Shabbat Vayakheil 1 Marzo, 2019

Bambini di tutto il mondo conoscono la favola di Riccioli D’Oro e dei tre orsi– un’infelice famiglia orsina, la cui casa venne invasa da Riccioli D’Oro, che la devastò in poco tempo. Mangiò dalle tre scodelle di famiglia, si sedette nelle loro tre sedie e provò i loro tre letti. Per quanto riguarda questi ultimi, trovò che uno era troppo duro, uno troppo soffice mentre uno era felicemente perfetto.

Riccioli D’Oro fu una bambina davvero fortunata. Dato che, dopo aver sperimentato, riuscì ad allineare la sua realtà con il suo preconcetto del desiderabile, dell’atteso e del sufficiente. Alla fine tutto le andò per il meglio.

Questa storia non figura nella porzione di Torà di questa settimana. Parashat Vayakheil continua invece con il racconto della costruzione del tabernacolo. Questa porzione inizia con Mosè che chiede al suo popolo di contribuire con doni per portare avanti la costruzione del santuario– oro, argento, pietre preziose, stoffa pregiata et similia. Dio diede istruzioni a Mosè di accettare doni da chiunque lo facesse con il cuore e la gente non deluse le sue aspettative. La Torà ci racconta che gli Israeliti continuarono a portare doni giorno dopo giorno, fino a che gli artigiani andarono da Mosè e gli dissero : “La gente sta portando più del necessario rispetto al lavoro pianificato” Di conseguenza, Mosè disse al suo popolo di trattenersi dal portare altri doni, perché come recita la Torah, ham’lahchah hayetah dahyahm, i loro sforzi erano stati più che abbastanza rispetto ai lavori necessari.

E’ la parola “abbastanza” che portò al problema del santuario rispetto al materiale a disposizione. Mosè non aveva specificato quanto materiale fosse necessario in nessuno dei settori dove andavano fatti lavori, dimostrando che avere troppo può essere negativo tanto quanto avere poco. Con tutti i lavori necessari alla costruzione del santuario, ce ne volle di tempo prima che questo potesse essere considerato “perfetto”.

Avere abbastanza è essenziale ma difficile da misurare. Dato che “abbastanza” è funzione del desiderabile, dell’atteso e del sufficiente, ed è soggetto ad una varietà di interpretazioni. Quand’è che una persona ha abbastanza soldi, tempo, amore o riconoscimenti? Per ciò che riguarda queste misure, cosa posso aspettarmi da altri e cosa possono aspettarsi da me? In altre parole, cosa e quando é “abbastanza”?

Purtroppo, non esiste un metodo preciso per indicarlo correttamente, ma credo che – tenendo conto degli attributi e dei doni che desideriamo- tutti abbiamo un senso di cosa per noi vuole dire “abbastanza”. Ciò nonostante, la nostra tendenza è di mantenere segreta questa misura, sia agli altri che a noi stessi.
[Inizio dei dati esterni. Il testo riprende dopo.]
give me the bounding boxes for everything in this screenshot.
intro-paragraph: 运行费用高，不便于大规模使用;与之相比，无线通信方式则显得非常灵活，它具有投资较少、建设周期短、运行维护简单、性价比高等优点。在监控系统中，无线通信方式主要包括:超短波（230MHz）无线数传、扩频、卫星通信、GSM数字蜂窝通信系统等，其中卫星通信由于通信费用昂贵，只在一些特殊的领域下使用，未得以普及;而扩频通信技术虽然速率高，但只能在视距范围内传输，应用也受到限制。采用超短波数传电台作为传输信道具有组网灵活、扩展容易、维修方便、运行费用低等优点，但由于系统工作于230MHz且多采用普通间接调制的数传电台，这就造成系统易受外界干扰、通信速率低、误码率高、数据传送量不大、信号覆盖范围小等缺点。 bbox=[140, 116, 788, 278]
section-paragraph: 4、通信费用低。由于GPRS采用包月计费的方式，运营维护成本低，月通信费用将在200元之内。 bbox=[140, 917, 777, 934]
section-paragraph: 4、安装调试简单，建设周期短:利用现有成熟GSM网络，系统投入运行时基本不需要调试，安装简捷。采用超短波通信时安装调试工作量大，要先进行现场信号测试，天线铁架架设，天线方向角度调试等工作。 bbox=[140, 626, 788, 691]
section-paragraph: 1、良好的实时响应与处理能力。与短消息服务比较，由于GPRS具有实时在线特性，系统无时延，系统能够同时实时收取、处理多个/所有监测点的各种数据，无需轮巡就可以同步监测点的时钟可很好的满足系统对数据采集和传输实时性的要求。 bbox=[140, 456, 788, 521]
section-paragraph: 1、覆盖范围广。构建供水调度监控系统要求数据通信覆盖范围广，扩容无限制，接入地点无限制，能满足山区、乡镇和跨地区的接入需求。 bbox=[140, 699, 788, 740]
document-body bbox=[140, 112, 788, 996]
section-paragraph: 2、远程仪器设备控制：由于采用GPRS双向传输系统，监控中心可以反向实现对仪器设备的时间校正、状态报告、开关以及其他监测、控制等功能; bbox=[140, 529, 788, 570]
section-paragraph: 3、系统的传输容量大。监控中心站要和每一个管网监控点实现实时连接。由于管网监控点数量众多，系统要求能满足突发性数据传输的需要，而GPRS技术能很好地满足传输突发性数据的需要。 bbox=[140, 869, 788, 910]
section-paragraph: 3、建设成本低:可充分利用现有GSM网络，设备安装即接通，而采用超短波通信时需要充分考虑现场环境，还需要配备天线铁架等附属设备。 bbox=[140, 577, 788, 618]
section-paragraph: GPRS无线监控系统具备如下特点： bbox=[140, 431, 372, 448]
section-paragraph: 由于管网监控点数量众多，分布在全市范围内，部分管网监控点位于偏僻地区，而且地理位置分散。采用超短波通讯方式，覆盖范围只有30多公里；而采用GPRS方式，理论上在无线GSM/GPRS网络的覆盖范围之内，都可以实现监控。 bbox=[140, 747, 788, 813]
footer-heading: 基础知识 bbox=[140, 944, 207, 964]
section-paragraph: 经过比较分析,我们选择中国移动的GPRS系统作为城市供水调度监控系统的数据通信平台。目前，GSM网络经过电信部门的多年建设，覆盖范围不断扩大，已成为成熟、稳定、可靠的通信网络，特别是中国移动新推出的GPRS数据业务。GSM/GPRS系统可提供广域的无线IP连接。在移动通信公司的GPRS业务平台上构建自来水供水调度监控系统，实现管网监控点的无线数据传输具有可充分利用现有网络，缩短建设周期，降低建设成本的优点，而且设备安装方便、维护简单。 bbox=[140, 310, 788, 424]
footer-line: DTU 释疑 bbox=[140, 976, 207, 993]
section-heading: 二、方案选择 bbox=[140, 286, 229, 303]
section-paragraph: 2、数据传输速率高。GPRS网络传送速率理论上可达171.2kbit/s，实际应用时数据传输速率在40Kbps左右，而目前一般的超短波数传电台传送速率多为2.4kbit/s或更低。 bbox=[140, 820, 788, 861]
Una strategia migliore è comunicare questa misura ed esprimere in maniera candida ed onesta i nostri bisogni alle persone che per noi dovrebbero soddisfarli. Non è giusto considerare responsabili gli altri quando essi non ci danno ciò che non abbiamo loro nemmeno chiesto, e, in misura simile, dare la colpa al prossimo se questi non ha sentito ciò che non abbiamo mai detto. Questo fa pensare alle famoso parole “Non dovrei dirtelo, lo dovresti sapere e basta”. “Dovresti saperlo e basta” è una formula che mostra delusione, ed allo stesso tempo non né giusta né realistica. Può addirittura essere considerato irresponsabile il dare la colpa agli altri di non raggiungere una misura di sufficienza che non potrebbero mai soddisfare. Nessuno può riempire un buco nero..

Come Mosè con il tabernacolo e Riccioli D’Oro con la casa dei tre orsi, raggiungiamo la sufficienza solo tramite una serie di sperimentazioni o meglio tramite una costante negoziazione.

Quindi vi auguro Shabbat Shalom ed un buon riposo sabbatico che possa essere sufficiente per rafforzare e nutrire le vostre anime.